Nahir Galarza will go down in Argentina’s history books as the first 19-year-old woman to be given a life sentence on Tuesday. Over the past few months, Galarza has been appearing in the media as the judges and lawyers attempted to get to the bottom of the case.
On Dec. 29 2017, Galarza killed Fernando Postorizzo (20) with two gunshots. Her story recounted that they met at her house, where Pastorizzo grabbed her hair and hit her before taking a gun belonging to Galarza’s father.She then claims that they both got on his motorbike and at a considerable speed, wobbled on a turn, allowing Galarza to take the gun out of Pastorizzo’s pocket. She then accidentally shot him.
Despite being shocked at the event, her account affirms that she walked over to Pastorizzo to see how he was, and then accidentally shot him for a second time.
“In my years of experience I have never seen or heard of any person shooting twice by accident,” Javier Azcué, the ballistic expert of the Entre Rios police told the judges, reported by Clarin.
Galarza went home, and the police turned up at the door the following day.
One of the main issues that the court had been attempting to clarify was the nature of the relationship between the two young people. During the trial Galarza maintained that the two did not have a close relationship.
“We weren’t boyfriend and girlfriend, we never were,” she said, reported by Clarin. “I don’t know his parents and I don’t go out with his friends. We only see each other in the early hours of the morning to have sex.”
What is clear is that it was a turbulent relationship laced with violence. The two blocked and unblocked each other constantly on Whatsapp, and both Galarza’s mother and friends affirmed that they saw the injuries caused by Pastorizzo, from bruises on her arms to injuries in her genital area. The mother apologised that she didn’t urge her daughter to denounce the violence.
“He was getting worse over the past year,” Galarza explained. “He called me a slut, desperate, a whore, if he saw me with someone he pulled me by the hair, he recriminated me because he saw me with other guys.”
Despite claiming throughout the trial that the tragic events that led to Pastorizzo’s death were an accident, in mid-June Giulia Viera, one of Galarza’s classmates recounted a conversation between the two when Viera went to visit Galarza in prison.
“Why did you kill him?”
“Because he was never going to leave me in peace,” Galarza replied.
However, Pastorizzo’s lawyers, friends and family all affirmed that it was Nahir who was violent towards him. Friends gave various accounts of an incident on Dec. 25 when Nahir and her friend hit Pastorizzo and showed photographs of him with a swollen black eye.
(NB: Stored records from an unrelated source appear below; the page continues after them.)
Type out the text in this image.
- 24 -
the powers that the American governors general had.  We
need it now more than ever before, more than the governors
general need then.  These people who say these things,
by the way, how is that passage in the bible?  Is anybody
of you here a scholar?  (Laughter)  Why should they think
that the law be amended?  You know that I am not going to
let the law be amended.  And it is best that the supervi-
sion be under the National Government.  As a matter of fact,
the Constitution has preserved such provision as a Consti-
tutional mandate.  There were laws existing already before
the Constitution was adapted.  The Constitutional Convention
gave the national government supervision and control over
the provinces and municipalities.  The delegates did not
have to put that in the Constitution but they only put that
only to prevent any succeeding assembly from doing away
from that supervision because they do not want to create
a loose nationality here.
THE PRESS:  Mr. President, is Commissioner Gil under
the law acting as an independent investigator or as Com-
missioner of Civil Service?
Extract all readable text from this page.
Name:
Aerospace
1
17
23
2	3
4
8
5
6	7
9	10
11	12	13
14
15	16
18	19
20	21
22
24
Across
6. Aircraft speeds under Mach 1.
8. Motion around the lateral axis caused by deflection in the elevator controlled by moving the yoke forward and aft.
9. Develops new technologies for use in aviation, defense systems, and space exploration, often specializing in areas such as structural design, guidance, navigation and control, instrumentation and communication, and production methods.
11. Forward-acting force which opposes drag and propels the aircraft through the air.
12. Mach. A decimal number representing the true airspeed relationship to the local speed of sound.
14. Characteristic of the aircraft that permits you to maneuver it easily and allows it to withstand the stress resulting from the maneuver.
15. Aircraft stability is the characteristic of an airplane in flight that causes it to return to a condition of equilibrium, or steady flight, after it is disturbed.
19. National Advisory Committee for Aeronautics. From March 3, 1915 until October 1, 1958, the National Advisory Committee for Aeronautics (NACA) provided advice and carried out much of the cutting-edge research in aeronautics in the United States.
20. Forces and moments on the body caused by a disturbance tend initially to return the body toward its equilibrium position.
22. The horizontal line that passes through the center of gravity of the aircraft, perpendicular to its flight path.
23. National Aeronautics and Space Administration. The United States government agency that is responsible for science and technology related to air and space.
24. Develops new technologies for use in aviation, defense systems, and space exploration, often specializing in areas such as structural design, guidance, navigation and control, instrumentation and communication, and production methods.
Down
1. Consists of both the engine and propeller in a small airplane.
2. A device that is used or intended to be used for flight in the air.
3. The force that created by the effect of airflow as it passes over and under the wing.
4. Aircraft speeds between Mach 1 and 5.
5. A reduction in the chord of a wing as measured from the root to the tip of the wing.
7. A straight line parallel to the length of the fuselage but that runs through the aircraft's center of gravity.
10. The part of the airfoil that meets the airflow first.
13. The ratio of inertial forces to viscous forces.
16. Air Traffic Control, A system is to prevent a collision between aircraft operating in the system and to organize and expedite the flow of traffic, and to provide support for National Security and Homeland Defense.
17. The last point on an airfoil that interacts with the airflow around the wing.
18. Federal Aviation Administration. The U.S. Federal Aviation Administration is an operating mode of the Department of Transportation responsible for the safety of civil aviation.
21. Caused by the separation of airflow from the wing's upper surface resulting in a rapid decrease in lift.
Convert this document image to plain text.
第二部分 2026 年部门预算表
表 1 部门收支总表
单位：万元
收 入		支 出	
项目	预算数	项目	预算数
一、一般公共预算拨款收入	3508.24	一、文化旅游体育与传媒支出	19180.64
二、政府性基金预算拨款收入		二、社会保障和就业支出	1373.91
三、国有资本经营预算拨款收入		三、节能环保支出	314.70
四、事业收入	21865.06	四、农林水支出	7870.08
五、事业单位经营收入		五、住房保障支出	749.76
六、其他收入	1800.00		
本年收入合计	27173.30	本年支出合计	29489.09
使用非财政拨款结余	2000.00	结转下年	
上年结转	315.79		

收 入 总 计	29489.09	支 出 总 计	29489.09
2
Despite affirming that they weren’t together, Galarza also took Pastorizzo on a family holiday to Rio de Janeiro, where he appeared in various family pictures. However the mother affirmed that this was the first she had heard of the young man.
The attenuating circumstances that could have shortened Galarza’s sentence according to Clarin were the fact that she was a victim of domestic violence, the nature of the relationship between the two, and the accidental nature of the gunshots.
However, the judges decided that the two were in a relationship, that the shots were deliberate, and that they didn’t credit that Galarza was a victim of gender violence. This meant that Galarza received a life sentence for domestic-related homicide by unanimous decision, which equates to 35 years in prison. Pastorizzo’s father was reported by La Nacion as commending the sentence.
“The only winner here is justice,” said Gustavo Pastorizzo, father of the deceased on leaving the court. “Today Justice won. The truth won. Fernando is no longer with us but he leaves a precedent. The verdict is a caress for my soul. I don’t feel relieved, but I feel at peace. People know that it was a bloody murder against someone who couldn’t defend themselves.”
La Nacion also reported that there were hundreds of people outside the court on Tuesday asking for justice for Pastorizzo. Banners were held with “Ni Uno Menos,” (Not one man more) in a deliberate alteration of the “Ni Una Menos” (Not one woman more) that is the slogan across Latin America for protests against violence against women and femicide.